111 Inception
What is inspiration? What inspires you? 111 INCEPTION is a chain of inspiration, which involves 111 architects from around the world.
This book was not guided by theory, yet it grew out of a search for new ways to look at authorship, ideas and inspiration. The experimental and playful character of the project itself, with its unpredictable outcomes, allowed for a much needed change of perspective—away from the traditional approach to creation characteristic of modernity and towards inspiration—which does not respect borders.
The exhibition 100 Experiments. Inspiration in Design Processes was on show at AEDES Gallery, Berlin in 2019.
‘Design is not only what you see, but how it makes you feel today and how it creates your tomorrow.’ - Anna Bates
Just a century ago Theo van Doesburg, the leading representative of De Stijl, created the painting The Rhythm of a Russian Dance (1918). Van Doesburg worked not only as a versatile artist, but also as an editor of the magazine De Stijl. He contributed to various journals and was member of various artist societies. It was his strength, as a spider in the international web and an as a networker avant-la-lettre, to forge bonds between fellow artists, architects and graphic designers, to bring them together through congresses, lectures and artist groups to promote their work.

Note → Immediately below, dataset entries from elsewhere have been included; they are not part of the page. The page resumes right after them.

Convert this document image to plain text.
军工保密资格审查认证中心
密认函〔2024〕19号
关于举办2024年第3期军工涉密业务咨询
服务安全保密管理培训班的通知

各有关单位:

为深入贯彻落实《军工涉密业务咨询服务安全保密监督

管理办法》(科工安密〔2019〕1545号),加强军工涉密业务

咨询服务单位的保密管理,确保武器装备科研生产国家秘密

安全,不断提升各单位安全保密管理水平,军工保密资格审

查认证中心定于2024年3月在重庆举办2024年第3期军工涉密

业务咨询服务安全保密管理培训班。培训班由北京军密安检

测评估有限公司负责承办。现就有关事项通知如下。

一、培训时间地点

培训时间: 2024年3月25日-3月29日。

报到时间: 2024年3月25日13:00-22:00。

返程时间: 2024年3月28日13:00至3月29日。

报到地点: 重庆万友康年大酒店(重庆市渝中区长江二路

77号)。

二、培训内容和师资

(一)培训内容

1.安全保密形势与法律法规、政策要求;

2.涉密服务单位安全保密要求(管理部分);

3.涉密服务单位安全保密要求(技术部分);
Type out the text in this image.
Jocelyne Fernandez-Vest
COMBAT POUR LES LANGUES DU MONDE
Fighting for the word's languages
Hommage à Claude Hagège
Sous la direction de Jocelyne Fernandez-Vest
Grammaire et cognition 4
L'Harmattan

Eleven years later in 1929 this painting by Van Doesburg became an inspiration for Ludwig Mies van der Rohe and Lilly Reich, for the German Pavilion at the 1929 World’s Fair in Barcelona. Van Doesburg’s geometrical abstraction helped to radically re-imagine the very idea of a building, gave freedom to space and quite literally brought down the walls of prior architectural conventions. The building was to become a major inspiration for the further development of modern architecture and an iconic example of the modernist aesthetic
How does inspiration move through the atmosphere? How do we inspire each other? And how does creative inspiration itself change through each person’s unique experience? To find out, Anna Bates set an experiment by tasking one architect to use the painting of Van Doesburg as a stimulus for creating his/her own work, which would then be passed on to other architects, who in turn would draw inspiration for their new work, and over time growing into a web of conversation, interplay and inspiration—a dance all on its own. In 2017 as a starting point of this project, American architect Gary Bates of Space Group was invited to create the first work in the chain of architects.